Zastąpimy zagranicznych specjalistów własnymi. Na razie ich nie ma i nie sposób stworzyć takiej kadry w okresie przejściowym. Euratom to gwarancja bezpieczeństwa w przypadku ataku z użyciem broni jądrowej. Co na to NATO?
Jeśli NATO, hipotetycznie, nie zgaodzi się na usunięcie Wielkiej Brytanii z tak ważnej dla siebie struktury, co wtedy? Czy w tej sprawie były jakieś negocjacje? I jaka była podstawa porozumienia?
O Cyprze też było cicho w większości brexitowych dyskusji. Dopiero teraz czytamy o nim w dokumencie rozwodowym. Chodzi o brytyjskie bazy wojskowe. Z zapisów wynika, że był to temat negocjacji. Na czym polegał kompromis? Na co zgodziła się Wielka Brytania?
Podobne wyciszenie miało miejsce w przypadku Gibraltaru. Dopiero w ostatnich dniach przed podpisaniem porozumienia opinia publiczna dowiedziała się, że Hiszpania sprzeciwia się ustaleniom i porozumienia nie podpisze. Chociaż jednomyślność w Unii Europejskiej w przypadku przyjęcia porozumienia z Wielką Brytanią nie była wymagana, to jednak w ostatniej chwili doszło do jakiegoś kompromisu. Jakiego? Problem z Gibraltarem jest taki, że z punktu widzenia militarnego ten skrawek Hiszpanii od ponad 300 lat w brytyjskim posiadaniu stracił swoje znaczenie. Pozostaje sentymentalne przywiązanie do imperialnych symboli.
Najgłośniej jest na temat Irlandii Północnej. To newralgiczny temat, bo większość parlamentarną po kiepskim wyniku wyborczym zapewnia rządzącej Partii Konserwatywnej sojusz z partią irlandzkich unionistów. Obecnie zapowiadają zerwanie sojuszu, obawiają się, że w związku z nową sytuacją Irlandia Północna zostanie bardziej związana z Republiką Irlandii i przestanie być częścią Korony.

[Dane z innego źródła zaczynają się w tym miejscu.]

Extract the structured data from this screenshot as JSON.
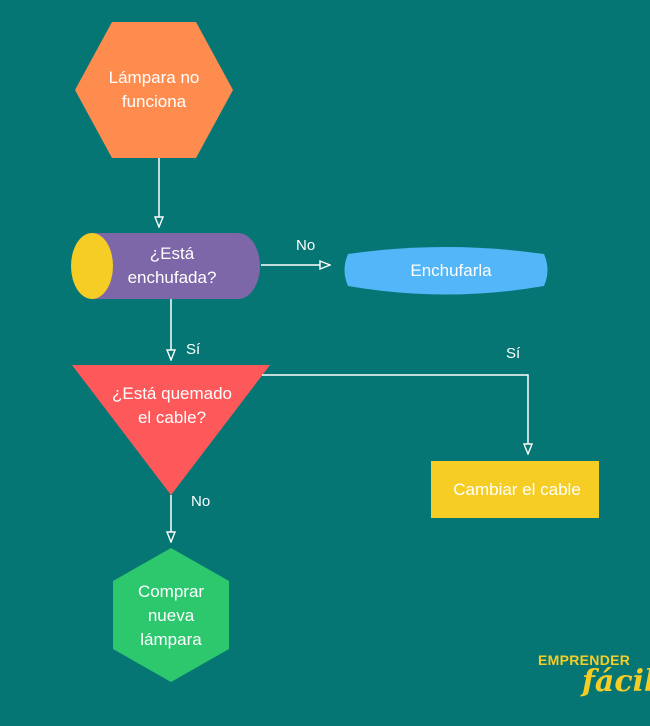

Zjednoczone Królestwo w okresie przejściowym traci przywileje, ale ma te same zobowiązania finansowe i nadal są aktualne unijne przepisy i otwarte granice. Prawdziwe negocjacje dopiero się zaczną, jeśli propozycję porozumienia przyjmie parlament. Jednak kolejne referendum, zdaniem premier, nie wchodzi w grę, bo naród już wybrał. Wybrał nie znając tych wszystkich negatywnych konsekwencji. Nie zdawał sobie też sprawy z uwarunkowań ekonomicznych. Dlaczego dopiero teraz kanclerz Hamond mówi o milionowych stratach w gospodarce brytyjskiej? Dlaczego dopiero teraz ujawniono raport z tym związany, mimo że ostrzeżenia ze strony biznesu płynęły już następnego dnia po referendum, a rząd zlecił wykonanie dokładnej ekspertyzy?